A Study of Multiple Micronutrient Supplementation (MMS) to Increase Adherence With Digital Technology (SMART-MMS)

This study is a nested (two-stage) cluster-randomized controlled trial conducted in Lombok Island, designed to evaluate strategies to improve adherence to Multiple Micronutrient Supplementation (MMS) among pregnant women, as well as to assess the feasibility of integrating calcium supplementation into the MMS program within routine health systems.

The first stage of the study consists of a cluster randomized trial at the puskesmas (primary healthcare center) level. Puskesmas are randomized into four intervention arms to evaluate the effectiveness of different delivery approaches for MMS, specifically comparing combinations of digital and non-digital strategies, as well as packaging formats. The digital intervention includes mobile-based tools such as WhatsApp reminders, chatbot-assisted education, call center support, and a gamified alert system to encourage adherence. Artificial intelligence-based approaches, including adherence monitoring and prediction models, will also be explored. The non-digital group receives standard antenatal and postnatal care services, including routine health promotion and printed educational materials.

The second stage involves a cluster randomized trial at the posyandu (community health post) level within selected puskesmas. This stage evaluates the addition of calcium supplementation to MMS compared with MMS alone. Additional pregnant women will be enrolled outside the main MMS cohort and distributed across study arms. This component aims to assess the feasibility, acceptability, and operational considerations of co-administering calcium alongside MMS within the existing health system.

To support implementation across both study components, several operational and digital systems will be applied. Each supplement package will be labeled with a unique QR code to enable real-time tracking of supplement distribution and consumption through KoboToolbox. A Dynamic Worker Support (DWS) system will be implemented to assist Community Health Promoters in automated scheduling, task management, and field activity optimization.

Sample Size and Statistical Considerations

The sample size has been calculated based on the primary outcome of MMS adherence, accounting for clustering effects at both puskesmas and posyandu levels. Approximately 10,012 pregnant women will be enrolled in Stage 1 across 60 puskesmas clusters. In Stage 2, approximately 900 additional participants will be recruited to evaluate calcium co-supplementation. The sample size is designed to ensure adequate statistical power to detect meaningful differences between study groups.

A comprehensive quality assurance framework will be implemented to ensure data integrity, accuracy, and consistency across all study sites. Electronic data capture systems (KoboToolbox) will incorporate built-in validation rules, including range checks, consistency checks, and logical constraints across related variables. In addition, data validation will be strengthened through a double data entry process, whereby selected records are entered independently by two data entry personnel and discrepancies are identified and resolved through predefined verification procedures.
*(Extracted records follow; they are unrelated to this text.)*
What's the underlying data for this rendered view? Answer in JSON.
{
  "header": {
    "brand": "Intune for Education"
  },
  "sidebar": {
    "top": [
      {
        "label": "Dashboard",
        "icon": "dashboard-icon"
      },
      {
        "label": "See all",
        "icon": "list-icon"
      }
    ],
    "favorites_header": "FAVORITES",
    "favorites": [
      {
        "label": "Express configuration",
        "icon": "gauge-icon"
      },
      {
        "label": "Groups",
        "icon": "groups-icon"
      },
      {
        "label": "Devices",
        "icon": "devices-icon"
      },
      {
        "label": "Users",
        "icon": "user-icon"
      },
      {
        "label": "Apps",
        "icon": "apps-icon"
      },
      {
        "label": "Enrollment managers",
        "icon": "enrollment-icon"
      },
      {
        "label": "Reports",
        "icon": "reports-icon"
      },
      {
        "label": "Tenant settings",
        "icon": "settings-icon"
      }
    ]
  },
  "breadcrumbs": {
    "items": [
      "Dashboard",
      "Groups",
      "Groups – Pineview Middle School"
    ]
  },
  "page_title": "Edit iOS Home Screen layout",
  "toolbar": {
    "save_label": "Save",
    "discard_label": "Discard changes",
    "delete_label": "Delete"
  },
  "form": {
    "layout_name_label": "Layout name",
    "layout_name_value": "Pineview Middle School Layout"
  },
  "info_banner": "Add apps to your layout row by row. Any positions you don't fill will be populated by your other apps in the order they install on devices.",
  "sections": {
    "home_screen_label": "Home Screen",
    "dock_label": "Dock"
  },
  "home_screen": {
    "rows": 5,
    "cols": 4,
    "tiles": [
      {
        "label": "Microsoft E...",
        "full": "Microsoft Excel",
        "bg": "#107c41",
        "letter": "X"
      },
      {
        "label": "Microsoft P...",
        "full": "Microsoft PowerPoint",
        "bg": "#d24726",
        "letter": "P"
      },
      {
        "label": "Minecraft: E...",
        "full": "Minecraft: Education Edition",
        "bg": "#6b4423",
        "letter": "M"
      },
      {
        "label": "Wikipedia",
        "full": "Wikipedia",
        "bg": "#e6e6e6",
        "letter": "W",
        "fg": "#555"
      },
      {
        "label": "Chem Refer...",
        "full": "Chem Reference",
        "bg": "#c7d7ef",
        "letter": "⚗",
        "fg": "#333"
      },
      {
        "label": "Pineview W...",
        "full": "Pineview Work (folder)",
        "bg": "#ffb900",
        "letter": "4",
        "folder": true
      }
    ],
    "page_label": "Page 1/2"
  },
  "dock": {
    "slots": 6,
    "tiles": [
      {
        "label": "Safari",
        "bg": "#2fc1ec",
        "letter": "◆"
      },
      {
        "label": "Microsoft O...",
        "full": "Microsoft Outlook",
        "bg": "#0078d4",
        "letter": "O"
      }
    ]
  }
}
Routine centralized data monitoring will be conducted to assess data completeness, timeliness, and internal consistency. In addition, quality assurance (QA) activities will be implemented to assess field staff performance through direct verification. This includes periodic visits by QA staff to pregnant women to validate home visit activities conducted by field workers. QA may also be conducted through HealthComm by contacting participants to confirm services received and ensure consistency with reported data. These procedures aim to ensure adherence to study protocols, verify implementation fidelity, and maintain overall data quality.

A standardized data management system will be implemented, including a comprehensive data dictionary that defines all study variables, formats, permissible values, coding structures, and data sources. Where applicable, standardized coding approaches will be applied to ensure consistency.

All study procedures will be guided by Standard Operating Procedures (SOPs) and a detailed field manual to ensure standardized implementation across sites. The field manual provides step-by-step operational guidance for field staff, including participant recruitment, informed consent procedures, home visit protocols, supplement distribution, digital system utilization, and data collection processes.

It also outlines procedures for data management, adverse event reporting, and communication workflows between field teams and supervisors. Field staff, including Community Health Promoters, will receive structured training and ongoing supervision based on the field manual to ensure consistent, accurate, and high-quality implementation throughout the study.

Data quality checks during data collection will aim to minimize missingness. During analysis, appropriate statistical techniques, such as multiple imputation or sensitivity analyses, will be applied as specified in the statistical analysis plan.

All analyses will follow the intention-to-treat principle. Primary analyses will assess adherence to MMS across intervention arms using mixed-effects regression models to account for cluster randomization and potential confounders. The factorial design allows estimation of the independent and interaction effects of digital intervention and packaging type.

Secondary analyses will examine factors influencing adherence, maternal and neonatal outcomes, and the impact of calcium co-supplementation. Depending on the nature of the outcome variables, appropriate generalized linear (mixed-effects) models will be employed. Binary outcomes will be analyzed using mixed-effects logistic regression models, continuous outcomes using linear mixed-effects models, and count or proportion outcomes using Poisson or binomial-based models with appropriate link functions. All models will account for clustering at the study design level and adjust for relevant covariates. Subgroup and sensitivity analyses will be conducted to assess the robustness and generalizability of the findings.